Praise for The Best Prey
This outstanding debut sings the difficult songs of desire and mayhem laced with the coolest of fires. From cover to cover, Quiñones poses knife-sharp scenarios to jolt and jostle: “I do not know what you heard / only that your breathing never changed: / a whale’s body sinking despite its roaring grave.” Most importantly, this book is a gift, daring us to thrive despite our circumstances because of unexpected lights.
In these dark and beautiful poems, Paige Quiñones meditates on the vagaries, wonders and failures of the female body; on the sure complexities of death and eros; and on the intricate connections between heritage, landscape, and self. Rich in unflinching detail and deeply attuned to the music of language, The Best Prey is a terrific debut by a poet who seems fully formed. I know I will return to these poems with pleasure and renewed surprise.
The Best Prey is a lush collection converging at the vibrating intersection of danger and desire. There is a vibrant audacity here: as Quiñones writes, “I have felt Satan / between my legs & perhaps / craved him….” These pulsating poems untangle and interrogate love, mental health, desire, family, and Latinx heritage. I am reminded of what Sylvia Plath referred to as the blood jet of poetry, that rush after I encounter Sharon Olds or Sandra Cisneros on the page—that same muscular vigor and sensual, sensory somatic oomph waterfalling throughout these poems!

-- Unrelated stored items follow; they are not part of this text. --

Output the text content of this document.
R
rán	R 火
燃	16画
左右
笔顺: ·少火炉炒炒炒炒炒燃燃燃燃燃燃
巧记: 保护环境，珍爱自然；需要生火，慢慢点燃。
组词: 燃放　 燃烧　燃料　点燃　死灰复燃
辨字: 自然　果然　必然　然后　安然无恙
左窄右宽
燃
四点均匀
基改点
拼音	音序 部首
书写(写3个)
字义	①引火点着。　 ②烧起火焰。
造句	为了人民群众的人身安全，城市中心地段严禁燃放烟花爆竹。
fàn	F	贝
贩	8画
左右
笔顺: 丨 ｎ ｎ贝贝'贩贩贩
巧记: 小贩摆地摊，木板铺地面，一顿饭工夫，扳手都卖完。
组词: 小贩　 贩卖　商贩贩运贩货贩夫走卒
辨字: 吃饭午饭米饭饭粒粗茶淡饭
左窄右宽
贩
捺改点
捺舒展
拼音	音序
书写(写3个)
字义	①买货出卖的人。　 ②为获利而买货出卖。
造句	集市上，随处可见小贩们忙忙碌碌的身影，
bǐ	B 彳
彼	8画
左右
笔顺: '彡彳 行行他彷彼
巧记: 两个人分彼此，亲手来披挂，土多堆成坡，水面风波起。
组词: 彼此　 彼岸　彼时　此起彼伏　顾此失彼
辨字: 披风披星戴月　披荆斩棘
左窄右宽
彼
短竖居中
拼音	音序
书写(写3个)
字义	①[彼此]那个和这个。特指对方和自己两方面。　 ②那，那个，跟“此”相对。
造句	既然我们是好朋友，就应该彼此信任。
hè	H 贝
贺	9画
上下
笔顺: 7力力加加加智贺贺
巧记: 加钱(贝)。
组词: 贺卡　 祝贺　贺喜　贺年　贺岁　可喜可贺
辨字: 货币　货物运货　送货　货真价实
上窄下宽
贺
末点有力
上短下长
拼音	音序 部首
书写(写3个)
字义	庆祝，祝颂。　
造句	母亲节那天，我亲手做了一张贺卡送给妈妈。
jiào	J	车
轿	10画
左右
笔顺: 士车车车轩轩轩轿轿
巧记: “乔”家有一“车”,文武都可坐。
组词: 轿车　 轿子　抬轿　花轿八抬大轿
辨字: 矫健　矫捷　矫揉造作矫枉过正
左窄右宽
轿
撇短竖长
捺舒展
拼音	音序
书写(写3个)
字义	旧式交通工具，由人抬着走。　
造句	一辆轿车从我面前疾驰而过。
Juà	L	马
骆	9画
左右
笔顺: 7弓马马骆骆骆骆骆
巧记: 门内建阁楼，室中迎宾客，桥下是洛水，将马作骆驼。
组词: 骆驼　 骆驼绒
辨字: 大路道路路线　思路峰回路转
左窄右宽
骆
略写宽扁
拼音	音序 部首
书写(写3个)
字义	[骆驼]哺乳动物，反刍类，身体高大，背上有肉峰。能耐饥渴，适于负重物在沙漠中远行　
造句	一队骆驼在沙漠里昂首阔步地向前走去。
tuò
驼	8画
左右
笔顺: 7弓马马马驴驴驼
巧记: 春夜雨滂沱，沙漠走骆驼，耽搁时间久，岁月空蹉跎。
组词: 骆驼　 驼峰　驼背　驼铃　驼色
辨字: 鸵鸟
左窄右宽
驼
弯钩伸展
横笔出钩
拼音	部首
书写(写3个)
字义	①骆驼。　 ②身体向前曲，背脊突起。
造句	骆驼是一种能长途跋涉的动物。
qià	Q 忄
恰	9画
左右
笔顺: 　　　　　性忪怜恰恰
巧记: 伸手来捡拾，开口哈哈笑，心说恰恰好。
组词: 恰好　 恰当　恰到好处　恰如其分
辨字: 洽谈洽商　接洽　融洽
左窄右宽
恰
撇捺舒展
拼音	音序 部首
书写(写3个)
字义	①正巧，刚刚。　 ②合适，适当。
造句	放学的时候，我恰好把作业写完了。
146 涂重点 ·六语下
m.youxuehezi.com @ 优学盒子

Paige Quiñones’s The Best Prey is a debut of profane wit and uncanny tenderness. It is a book of odes despite and because of how “we are betrayed at our most animal.” Quiñones’s transgressions are elegant inevitabilities, her depictions of pain exuberant raptures. Her every word and line is “beginning to step outside her history,” and we, lucky readers, have no choice but to follow.